As Friedlander states, Singing, like balancing, is a continuous activity. The more you think about locking up a part of your body to balance, the more possible it is for you to fall over. The more you think about holding pitches rather than continuing the breath through them, the more difficult they are to sustain. Find activities that promote stability through continuous movement such as tree pose, walking the phrase, or pretending to throw a baseball with a slow follow through.
Balance and stabilization can:
- Enhance body awareness (improve your mind/body connection to your voice)
- Promotes good posture (free larynx, improve resonance, coordinate better breathing)
- Make you more comfortable and graceful moving on stage
- Stabilize your joints so that you can safely exercise and maximize your stamina (cardio and strength training)
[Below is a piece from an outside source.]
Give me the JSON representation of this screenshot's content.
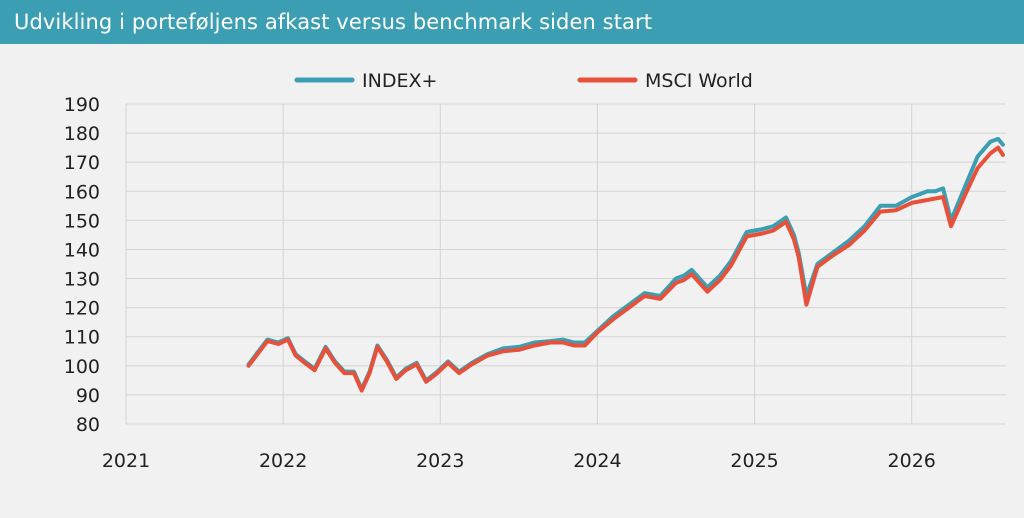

- Teaches your neuromuscular system to create stability through continuous movement that impacts all of your physical activities
Singers should have a workout regimen that includes stabilization training to balance their muscles. Challenging your ability to keep your balance and maintain good posture throughout a series of movements prepares your body and your nervous system to perform movements requiring greater strength and fine motor coordination. (Fine motor coordination that is essential to quality singing).
How do you do this?
A variety of activities but specifically Yoga, stability ball activities, and functional strength activities (keeping your balance on one foot while manipulating small dumbbells in bicep curls) are a few ways to get started. As you exercise in these ways, you are challenging your body and brain to stabilize through movement. This works on the neuromuscular control necessary to develop stability both physically and in your singing.
Secure vocal technique is characterized by stable, consistent tone production. This requires superb coordination and balance of everything that contributes to singing. Until you find this, you are tempted to lock up and stiffen things. Like physical stability, vocal stability is the result of continuous directed movement. The way to get it is to expose the instabilities in your technique so that you can improve overall balance in the voice rather than gripping.
In other words, use balance related activities and workout regimens to help you truly balance your vocal technique and release tension. Give it a try, it's pure genius!